Солдата попробовал отговорить и дядя Мартон. Но все было напрасно. Магда, положив в тарелку солдата еще один кусок мяса, подсела к нему и взяла за руку.
— Дяденька, вы заходите к нам еще. Когда только вздумается… Как не на посту, так и приходите. Мы вам всегда будем рады. А с домом — повремените чуток… Немного ждать-то осталось. А то ведь неужто и сами не понимаете — сгинете вы!
Солдат тепло, благодарно посмотрел на Магду. И его старые, усталые глаза заблестели.
— Не могу! — медленно проговорил он. — Словно кто ножом мне по сердцу пилит. Так-то вот. — И потупил голову. И тут же стал собираться — встал, застегнул ремень и больше уже не хотел слушать никаких резонов.
Все же Ласло надумал, как помочь старику. Он сходил в «озорничную», достал из ящика стола, засыпанного битым стеклом и мусором, лист бумаги, конверт, написал сверху адрес: «Г-ну юнкер-сержанту Миклошу Сигети». В конверт он вложил записку, где в самых общих, вполне невинных выражениях просил помочь старому солдату.
— По набережной ступайте, — объяснял он игальцу. — Знаете, где Инженерный институт? Идите все прямо и придете. А там разыщите химическую лабораторию. Я тут написал на конверте. Сержант Миклош Сигети. Это мой хороший друг. Он вам обязательно поможет.
— Спасибо, — поблагодарил солдат, пряча письмо за обшлаг шинели. — И вам спасибо за доброту вашу, — повернувшись к Магде, добавил он, постоял и пошел к выходу.
Янош Шиманди — дамский парикмахер и командир отделения — сам того не заметил, как оказался вдруг начальником нилашистского штаба на улице Молнар. Дело в том, что все главари-нилашисты еще в первый день рождества вдруг испарились один за другим. Все свои обязанности, дела они перепоручили Шиманди: письма-доносы, секретные списки «магазинов с богатыми складами», перечень «квартир, где предположительно могли быть спрятаны богатства сбежавших евреев»… Дали и общие указания: «С арестованными не церемониться».

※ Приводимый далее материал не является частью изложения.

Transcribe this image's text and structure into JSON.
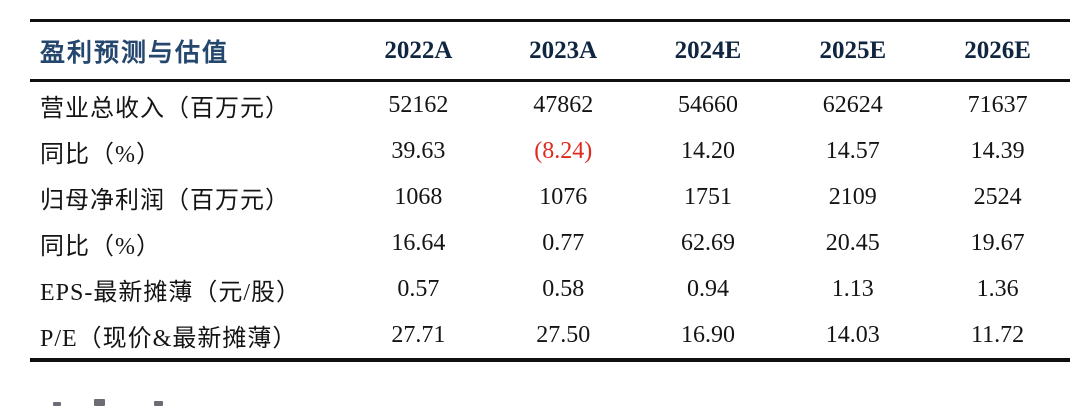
{
  "colors": {
    "title_navy": "#25476E",
    "year_header_navy": "#0F2540",
    "body_text": "#141414",
    "negative_red": "#DE2B1F",
    "rule_black": "#101010",
    "background": "#ffffff"
  },
  "table": {
    "title": "盈利预测与估值",
    "years": [
      "2022A",
      "2023A",
      "2024E",
      "2025E",
      "2026E"
    ],
    "rows": [
      {
        "label": "营业总收入（百万元）",
        "values": [
          "52162",
          "47862",
          "54660",
          "62624",
          "71637"
        ]
      },
      {
        "label": "同比（%）",
        "values": [
          "39.63",
          "(8.24)",
          "14.20",
          "14.57",
          "14.39"
        ],
        "negative_value": "(8.24)"
      },
      {
        "label": "归母净利润（百万元）",
        "values": [
          "1068",
          "1076",
          "1751",
          "2109",
          "2524"
        ]
      },
      {
        "label": "同比（%）",
        "values": [
          "16.64",
          "0.77",
          "62.69",
          "20.45",
          "19.67"
        ]
      },
      {
        "label": "EPS-最新摊薄（元/股）",
        "values": [
          "0.57",
          "0.58",
          "0.94",
          "1.13",
          "1.36"
        ]
      },
      {
        "label": "P/E（现价&最新摊薄）",
        "values": [
          "27.71",
          "27.50",
          "16.90",
          "14.03",
          "11.72"
        ]
      }
    ]
  },
  "footer": {
    "clipped_text_note": "unreadable clipped character tops at bottom-left edge"
  }
}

Как-то вечером Шиманди, по обыкновению, велел согнать в подвал всех арестованных. Набралось человек двести. Помещение убежища было ярко освещено сильными керосиновыми лампами. Вдоль стен — с автоматами на изготовку — расположились мрачные нилашисты. Для начала Шиманди произнес небольшую речь, как он выразился — «общесобразовательного содержания». В ней бывший парикмахер объяснил, что сифилис вызывается половым общением между евреями и христианами и что болезнь занесли в Европу крестоносцы, путавшиеся в Палестине с еврейками, а у тех, как известно, кровь гнилая. Затем Шиманди перешел к обстановке на фронтах, дополняя передачи «Дейчландзендера» слухами и собственными домыслами. Для концовки он припас «десерт». «Мы находимся в осажденном городе, — сообщил он. — Слышали вы когда-нибудь об осаде Парижа? Нет? Банда идиотов, что же вы тогда вообще знаете! Когда в тысяча восемьсот сорок восьмом году Бисмарк окружил Париж, там начался такой голод, что парижане пожрали всех крыс. Сто золотых платили за одну-единственную крысу. Это считалось лакомством… А вообще они даже деревья поели, такой был голод. Какой-то тип сошел с ума и съел семерых сыновей, собственных своих ребятишек… Об этом Виктор Гюго даже стихи написал. Вот это я понимаю — голод!.. А вы что думаете, вонючая жидовская банда? Думаете, продовольствие вам будем скармливать? Нет, сударики, у нас вам жиреть не придется! Одно вам может помочь… у вас отсюда один выход — Дунай… Прыгнете в воду, немножко поплаваете и к утру уже будете у ваших чумазых дружков-большевиков…
Шиманди хохотнул, и вдоль стен по кольцу нилашистов тоже пробежал смех.
…Как видите, я — не плохой человек. Даже путь вам указываю. Ну, кто хочет поплавать? Только не все сразу По очереди… В день по двадцать человек… Прошу записываться!
Шиманди спрыгнул со стола, с которого он держал свою речь, отстегнул револьвер и прогулялся среди арестованных, пугливо перед ним расступавшихся.
— Прошу! Ну, вот ты… хочешь? Или ты? — Дулом пистолета он подбрасывал вверх понуренные головы перепуганных людей. — Ты? Ты?..
Сжавшиеся в комок, мучительно жаждущие исчезнуть, раствориться в общей массе, несчастные узники шарахались от него в ужасе. Старые евреи, мелкие лавочники с проспекта Ракоци, вероятно, ничего в жизни и не видавшие, кроме узких своих лавчонок, стояли, уперши глаза в пол, и шептали, как заклинание: «Только не меня, только не меня!»